Not to everyone's taste this one - their 13th record and perhaps unlucky for them.
Plenty of changes were in the air for the band which perhaps accounts for the unsettled feeling on the record. John Sloman took over from John Lawton on lead vocals whilst Chris Slade replaced Lee Kerslake as drummer.
This is certainly not a typical Uriah Heep album and I cannot work out why I like some of it. Maybe it's because it's so different. The main negative is the production. The recording is clean enough but the individual parts do not balance out too well - perhaps because of the different feel that Sloman bought to the proceedings. For me though the big problem is that Mick Box's guitar just does not go with the overall feel which they seem to be going for.

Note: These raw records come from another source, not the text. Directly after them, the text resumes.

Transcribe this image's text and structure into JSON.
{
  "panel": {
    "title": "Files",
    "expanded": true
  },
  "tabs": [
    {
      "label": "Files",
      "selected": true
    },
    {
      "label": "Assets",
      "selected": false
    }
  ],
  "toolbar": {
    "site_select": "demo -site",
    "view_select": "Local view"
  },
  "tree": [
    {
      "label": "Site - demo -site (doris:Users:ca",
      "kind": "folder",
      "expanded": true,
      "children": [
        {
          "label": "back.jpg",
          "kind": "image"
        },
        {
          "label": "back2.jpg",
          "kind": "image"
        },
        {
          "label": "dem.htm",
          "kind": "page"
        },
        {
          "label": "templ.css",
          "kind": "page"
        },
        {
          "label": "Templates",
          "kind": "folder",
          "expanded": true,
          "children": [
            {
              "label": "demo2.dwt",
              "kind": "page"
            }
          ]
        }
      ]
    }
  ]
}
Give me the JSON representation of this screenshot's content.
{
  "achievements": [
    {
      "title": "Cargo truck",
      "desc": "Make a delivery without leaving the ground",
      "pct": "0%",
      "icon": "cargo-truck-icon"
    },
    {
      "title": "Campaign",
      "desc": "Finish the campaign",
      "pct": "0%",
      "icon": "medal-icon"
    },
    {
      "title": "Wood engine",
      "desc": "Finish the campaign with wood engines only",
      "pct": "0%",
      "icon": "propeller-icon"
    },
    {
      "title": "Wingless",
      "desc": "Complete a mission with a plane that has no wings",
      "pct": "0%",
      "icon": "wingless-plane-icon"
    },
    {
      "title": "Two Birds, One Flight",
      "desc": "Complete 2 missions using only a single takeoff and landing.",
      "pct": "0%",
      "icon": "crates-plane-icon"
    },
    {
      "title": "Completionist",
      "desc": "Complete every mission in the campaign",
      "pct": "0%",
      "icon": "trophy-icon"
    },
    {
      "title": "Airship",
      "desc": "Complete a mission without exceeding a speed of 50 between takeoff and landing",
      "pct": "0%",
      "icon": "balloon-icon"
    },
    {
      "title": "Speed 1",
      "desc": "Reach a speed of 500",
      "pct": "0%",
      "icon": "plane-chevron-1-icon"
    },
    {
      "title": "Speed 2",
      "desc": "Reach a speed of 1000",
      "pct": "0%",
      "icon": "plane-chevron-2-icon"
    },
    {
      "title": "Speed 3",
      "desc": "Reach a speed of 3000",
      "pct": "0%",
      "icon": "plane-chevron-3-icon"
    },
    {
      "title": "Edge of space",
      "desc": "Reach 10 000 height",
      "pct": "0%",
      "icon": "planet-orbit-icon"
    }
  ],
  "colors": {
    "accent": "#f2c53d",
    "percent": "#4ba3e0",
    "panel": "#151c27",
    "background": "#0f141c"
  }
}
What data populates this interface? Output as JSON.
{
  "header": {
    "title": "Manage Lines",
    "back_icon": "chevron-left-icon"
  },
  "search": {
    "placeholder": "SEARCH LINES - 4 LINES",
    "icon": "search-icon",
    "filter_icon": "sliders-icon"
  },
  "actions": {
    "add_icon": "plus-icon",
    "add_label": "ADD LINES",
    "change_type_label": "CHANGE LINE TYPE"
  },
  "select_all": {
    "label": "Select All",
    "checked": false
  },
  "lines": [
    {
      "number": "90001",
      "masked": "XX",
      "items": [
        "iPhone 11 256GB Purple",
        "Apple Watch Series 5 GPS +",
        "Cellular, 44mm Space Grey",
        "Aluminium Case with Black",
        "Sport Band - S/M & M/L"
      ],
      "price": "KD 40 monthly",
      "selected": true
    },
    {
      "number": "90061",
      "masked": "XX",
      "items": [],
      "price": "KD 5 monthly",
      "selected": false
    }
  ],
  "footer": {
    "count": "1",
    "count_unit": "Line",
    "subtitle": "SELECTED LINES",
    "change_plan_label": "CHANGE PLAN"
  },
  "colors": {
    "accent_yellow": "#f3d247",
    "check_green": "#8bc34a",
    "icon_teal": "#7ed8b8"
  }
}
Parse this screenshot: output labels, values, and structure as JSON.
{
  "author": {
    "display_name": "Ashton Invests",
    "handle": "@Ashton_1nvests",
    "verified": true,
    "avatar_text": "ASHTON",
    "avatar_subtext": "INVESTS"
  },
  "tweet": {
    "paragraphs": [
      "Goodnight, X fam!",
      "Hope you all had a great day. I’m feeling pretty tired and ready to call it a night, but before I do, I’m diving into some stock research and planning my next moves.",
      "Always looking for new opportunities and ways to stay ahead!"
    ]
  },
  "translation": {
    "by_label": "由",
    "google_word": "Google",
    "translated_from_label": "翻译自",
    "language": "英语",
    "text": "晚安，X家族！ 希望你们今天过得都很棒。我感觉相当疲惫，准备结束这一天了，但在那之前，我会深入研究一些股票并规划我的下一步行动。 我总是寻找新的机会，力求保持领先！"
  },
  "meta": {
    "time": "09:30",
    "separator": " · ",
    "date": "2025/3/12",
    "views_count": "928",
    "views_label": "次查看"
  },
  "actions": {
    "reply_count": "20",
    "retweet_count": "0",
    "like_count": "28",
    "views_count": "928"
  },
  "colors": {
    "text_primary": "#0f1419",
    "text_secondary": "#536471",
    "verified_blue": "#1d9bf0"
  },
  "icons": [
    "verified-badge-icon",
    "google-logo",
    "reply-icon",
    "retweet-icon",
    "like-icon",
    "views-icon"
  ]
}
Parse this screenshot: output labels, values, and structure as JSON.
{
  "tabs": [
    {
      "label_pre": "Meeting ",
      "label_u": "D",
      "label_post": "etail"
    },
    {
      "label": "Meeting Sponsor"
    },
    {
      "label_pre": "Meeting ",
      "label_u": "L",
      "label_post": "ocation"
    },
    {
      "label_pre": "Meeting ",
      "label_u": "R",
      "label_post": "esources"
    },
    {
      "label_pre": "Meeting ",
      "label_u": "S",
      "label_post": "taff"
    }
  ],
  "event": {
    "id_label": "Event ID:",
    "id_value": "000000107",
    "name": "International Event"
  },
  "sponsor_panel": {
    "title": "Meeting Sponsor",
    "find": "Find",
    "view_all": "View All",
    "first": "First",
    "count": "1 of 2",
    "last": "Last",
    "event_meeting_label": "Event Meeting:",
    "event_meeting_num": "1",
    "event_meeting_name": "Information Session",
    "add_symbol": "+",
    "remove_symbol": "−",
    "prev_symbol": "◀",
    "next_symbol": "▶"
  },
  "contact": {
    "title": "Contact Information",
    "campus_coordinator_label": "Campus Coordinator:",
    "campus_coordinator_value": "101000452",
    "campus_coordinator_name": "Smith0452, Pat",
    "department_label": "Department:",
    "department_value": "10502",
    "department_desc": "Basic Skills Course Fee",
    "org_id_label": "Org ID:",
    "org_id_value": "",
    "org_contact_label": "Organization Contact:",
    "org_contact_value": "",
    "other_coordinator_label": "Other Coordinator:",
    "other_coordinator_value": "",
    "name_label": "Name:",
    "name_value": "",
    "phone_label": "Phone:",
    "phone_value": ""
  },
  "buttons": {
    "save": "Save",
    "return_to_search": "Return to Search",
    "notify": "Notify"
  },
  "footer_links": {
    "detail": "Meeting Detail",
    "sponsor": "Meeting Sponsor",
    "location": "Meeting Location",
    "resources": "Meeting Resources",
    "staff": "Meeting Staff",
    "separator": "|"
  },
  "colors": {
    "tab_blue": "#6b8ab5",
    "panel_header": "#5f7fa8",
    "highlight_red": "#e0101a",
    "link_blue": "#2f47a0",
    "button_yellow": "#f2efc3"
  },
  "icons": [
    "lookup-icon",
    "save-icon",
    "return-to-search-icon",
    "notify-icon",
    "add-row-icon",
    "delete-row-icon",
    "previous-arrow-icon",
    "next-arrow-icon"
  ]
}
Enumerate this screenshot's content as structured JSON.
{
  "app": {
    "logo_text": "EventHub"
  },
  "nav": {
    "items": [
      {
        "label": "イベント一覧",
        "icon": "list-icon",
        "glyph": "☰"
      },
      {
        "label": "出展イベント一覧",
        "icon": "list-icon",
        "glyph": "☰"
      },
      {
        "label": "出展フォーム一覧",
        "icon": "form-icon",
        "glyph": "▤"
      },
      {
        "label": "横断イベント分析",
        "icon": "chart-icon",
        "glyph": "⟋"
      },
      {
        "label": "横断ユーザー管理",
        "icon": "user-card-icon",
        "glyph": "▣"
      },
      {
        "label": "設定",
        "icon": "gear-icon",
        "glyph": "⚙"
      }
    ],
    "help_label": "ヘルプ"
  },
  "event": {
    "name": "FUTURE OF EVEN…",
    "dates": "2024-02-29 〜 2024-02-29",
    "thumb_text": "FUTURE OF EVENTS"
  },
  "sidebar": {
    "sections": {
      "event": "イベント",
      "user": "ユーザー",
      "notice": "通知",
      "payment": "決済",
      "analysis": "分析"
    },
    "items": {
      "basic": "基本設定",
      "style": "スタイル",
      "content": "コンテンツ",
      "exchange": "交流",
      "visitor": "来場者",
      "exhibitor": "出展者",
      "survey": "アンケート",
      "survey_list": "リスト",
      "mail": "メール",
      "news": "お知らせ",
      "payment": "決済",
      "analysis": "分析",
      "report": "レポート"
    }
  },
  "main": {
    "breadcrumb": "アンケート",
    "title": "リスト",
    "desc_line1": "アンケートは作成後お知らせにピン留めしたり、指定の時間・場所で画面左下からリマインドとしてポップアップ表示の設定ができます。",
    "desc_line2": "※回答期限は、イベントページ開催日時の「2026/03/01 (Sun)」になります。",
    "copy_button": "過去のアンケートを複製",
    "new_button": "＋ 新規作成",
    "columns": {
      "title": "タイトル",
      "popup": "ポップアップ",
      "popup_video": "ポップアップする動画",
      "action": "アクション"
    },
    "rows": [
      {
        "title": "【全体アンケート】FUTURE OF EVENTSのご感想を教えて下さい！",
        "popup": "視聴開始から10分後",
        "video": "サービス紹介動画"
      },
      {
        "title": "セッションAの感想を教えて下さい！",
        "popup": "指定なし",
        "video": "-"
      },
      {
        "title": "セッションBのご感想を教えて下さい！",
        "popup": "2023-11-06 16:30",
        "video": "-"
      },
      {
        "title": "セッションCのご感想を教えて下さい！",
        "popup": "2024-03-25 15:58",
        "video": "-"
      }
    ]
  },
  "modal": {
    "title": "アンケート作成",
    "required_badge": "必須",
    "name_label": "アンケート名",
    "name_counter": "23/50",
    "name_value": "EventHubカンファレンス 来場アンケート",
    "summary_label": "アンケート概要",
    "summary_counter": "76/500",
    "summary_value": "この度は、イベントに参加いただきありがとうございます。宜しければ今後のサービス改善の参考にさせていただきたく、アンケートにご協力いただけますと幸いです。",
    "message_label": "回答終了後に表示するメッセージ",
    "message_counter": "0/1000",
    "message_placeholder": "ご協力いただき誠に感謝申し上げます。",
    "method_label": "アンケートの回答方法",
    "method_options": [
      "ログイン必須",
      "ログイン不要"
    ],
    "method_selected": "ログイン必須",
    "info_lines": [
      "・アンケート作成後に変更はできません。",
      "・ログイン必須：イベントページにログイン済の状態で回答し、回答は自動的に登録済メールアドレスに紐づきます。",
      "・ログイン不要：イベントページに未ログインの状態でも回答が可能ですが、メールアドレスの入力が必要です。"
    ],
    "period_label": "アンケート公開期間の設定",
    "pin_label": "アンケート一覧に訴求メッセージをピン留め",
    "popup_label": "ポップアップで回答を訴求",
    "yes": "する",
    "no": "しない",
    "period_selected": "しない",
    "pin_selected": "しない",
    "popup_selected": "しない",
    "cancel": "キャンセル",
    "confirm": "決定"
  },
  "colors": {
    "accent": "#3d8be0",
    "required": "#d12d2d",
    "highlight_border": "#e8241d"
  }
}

With Box and Ken Hensley as the major forces in the band and with Box's parts seeming out of place there is the temptation to say it would have been better with more input from Hensley. This does not hold true however when the best work from this `line up' came following Hensley's departure.
IMHO the best track pops up as an addition on the remastered edition - Think It Over. This particular song was a single following on after the Conquest album and it was clearly regarded as too good to miss off an album as it was re-recorded for the following release, Abominog, with Pete Goalby on lead vox. Getting back to the version on Conquest it is almost as if the band finally got the best out of the line up just after recording of the LP was completed. Sloman had not written any of the tracks on Conquest itself but he did co write Think It Over with Trevor Bolder so here was a song that he obviously knew what he wanted to do with. The track also featured Gregg Dechert who came in on keyboards to replace Ken Hensley so perhaps that points to more unrest on the album itself.
Sadly that line up recorded no more material as Box instigated some very successful changes to the band - Kerslake came back in on drums with John Sinclair on keyboards and Goalby on vocals.